From August to January, week after week, thousands of cocoa pods passed through the hands of the seasoned workers. Watched over by Jacobo, Gregorio, Mateo, and the foremen, the laborers collected the ripe and healthy berries with a small hook shaped like a scythe fixed onto a long stick. With great care and dexterity they picked the cocoa, letting it fall without touching the others. The chosen pods, which they piled up beside the cocoa trees so that other men could come and break them open with their machetes and extract the grain, which they filled into sacks and stacked along the track.

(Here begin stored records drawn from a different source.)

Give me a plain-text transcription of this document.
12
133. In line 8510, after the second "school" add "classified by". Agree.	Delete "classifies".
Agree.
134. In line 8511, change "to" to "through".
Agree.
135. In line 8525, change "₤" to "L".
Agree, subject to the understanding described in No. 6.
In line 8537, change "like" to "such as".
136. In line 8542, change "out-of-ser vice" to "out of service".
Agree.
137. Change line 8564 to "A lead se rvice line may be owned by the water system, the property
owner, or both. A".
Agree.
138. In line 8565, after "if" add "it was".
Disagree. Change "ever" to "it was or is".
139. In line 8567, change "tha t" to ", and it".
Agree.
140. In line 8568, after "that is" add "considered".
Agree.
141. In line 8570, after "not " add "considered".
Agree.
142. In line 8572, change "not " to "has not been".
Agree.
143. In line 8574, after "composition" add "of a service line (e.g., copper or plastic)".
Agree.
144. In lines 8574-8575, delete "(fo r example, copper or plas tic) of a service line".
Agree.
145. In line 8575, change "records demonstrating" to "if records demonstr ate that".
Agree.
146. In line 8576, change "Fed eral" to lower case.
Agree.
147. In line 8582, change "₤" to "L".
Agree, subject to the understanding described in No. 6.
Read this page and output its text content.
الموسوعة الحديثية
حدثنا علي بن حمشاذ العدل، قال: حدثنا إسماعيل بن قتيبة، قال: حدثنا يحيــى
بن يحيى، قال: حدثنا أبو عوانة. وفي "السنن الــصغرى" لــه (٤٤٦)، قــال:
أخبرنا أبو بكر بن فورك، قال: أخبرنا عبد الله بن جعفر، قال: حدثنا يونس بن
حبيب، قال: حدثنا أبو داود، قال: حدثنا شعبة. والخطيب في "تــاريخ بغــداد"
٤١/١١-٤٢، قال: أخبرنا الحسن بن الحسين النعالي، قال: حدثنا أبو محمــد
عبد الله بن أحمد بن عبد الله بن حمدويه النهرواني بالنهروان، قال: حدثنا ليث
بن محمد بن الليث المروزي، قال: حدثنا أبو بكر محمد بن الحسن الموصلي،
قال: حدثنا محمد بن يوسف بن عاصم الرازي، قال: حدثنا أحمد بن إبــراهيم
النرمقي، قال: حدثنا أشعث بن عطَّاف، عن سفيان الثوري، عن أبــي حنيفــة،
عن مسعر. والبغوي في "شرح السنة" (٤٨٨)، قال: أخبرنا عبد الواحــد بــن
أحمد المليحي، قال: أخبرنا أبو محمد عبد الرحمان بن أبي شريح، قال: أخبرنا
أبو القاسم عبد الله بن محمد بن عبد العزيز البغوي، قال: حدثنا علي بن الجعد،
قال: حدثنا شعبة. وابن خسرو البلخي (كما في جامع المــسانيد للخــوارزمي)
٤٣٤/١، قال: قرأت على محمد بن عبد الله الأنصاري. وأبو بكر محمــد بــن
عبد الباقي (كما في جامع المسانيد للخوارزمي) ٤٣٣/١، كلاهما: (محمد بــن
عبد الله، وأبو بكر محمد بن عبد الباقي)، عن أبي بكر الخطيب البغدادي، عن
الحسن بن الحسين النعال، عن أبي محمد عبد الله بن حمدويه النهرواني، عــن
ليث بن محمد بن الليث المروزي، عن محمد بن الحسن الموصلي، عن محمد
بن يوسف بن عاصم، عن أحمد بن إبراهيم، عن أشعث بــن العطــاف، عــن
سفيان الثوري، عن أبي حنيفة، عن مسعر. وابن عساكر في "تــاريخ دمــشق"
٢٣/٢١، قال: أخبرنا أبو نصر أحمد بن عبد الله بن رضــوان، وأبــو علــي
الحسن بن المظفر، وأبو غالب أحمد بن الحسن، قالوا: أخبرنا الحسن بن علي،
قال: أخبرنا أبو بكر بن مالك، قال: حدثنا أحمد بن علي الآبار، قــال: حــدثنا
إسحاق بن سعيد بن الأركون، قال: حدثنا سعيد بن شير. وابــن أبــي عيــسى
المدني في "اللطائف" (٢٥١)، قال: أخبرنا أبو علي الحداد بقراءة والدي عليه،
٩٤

The main yard overflowed with activity for many days and nights. Those in charge of the trucks transported the sacks from the cocoa trees and tipped their contents into large wooden tanks, where they fermented for seventy-two hours, allowing a thick, viscous liquid to leak out. After fermentation, other men spread the beans over slate sheets in the dryers, under which flowed a current of hot air that heated them up to 160 degrees Fahrenheit.
Kilian, José, Marcial, and Santiago took turns supervising the drying process, which lasted between forty-eight and seventy hours, to make sure the workers did not stop turning the beans until the supervisors were happy. Then, they transferred the beans into large wheelbarrows with holes in their bottoms to allow the beans to cool and later put them through the cleaning machine before packing them in sacks meant for various destinations.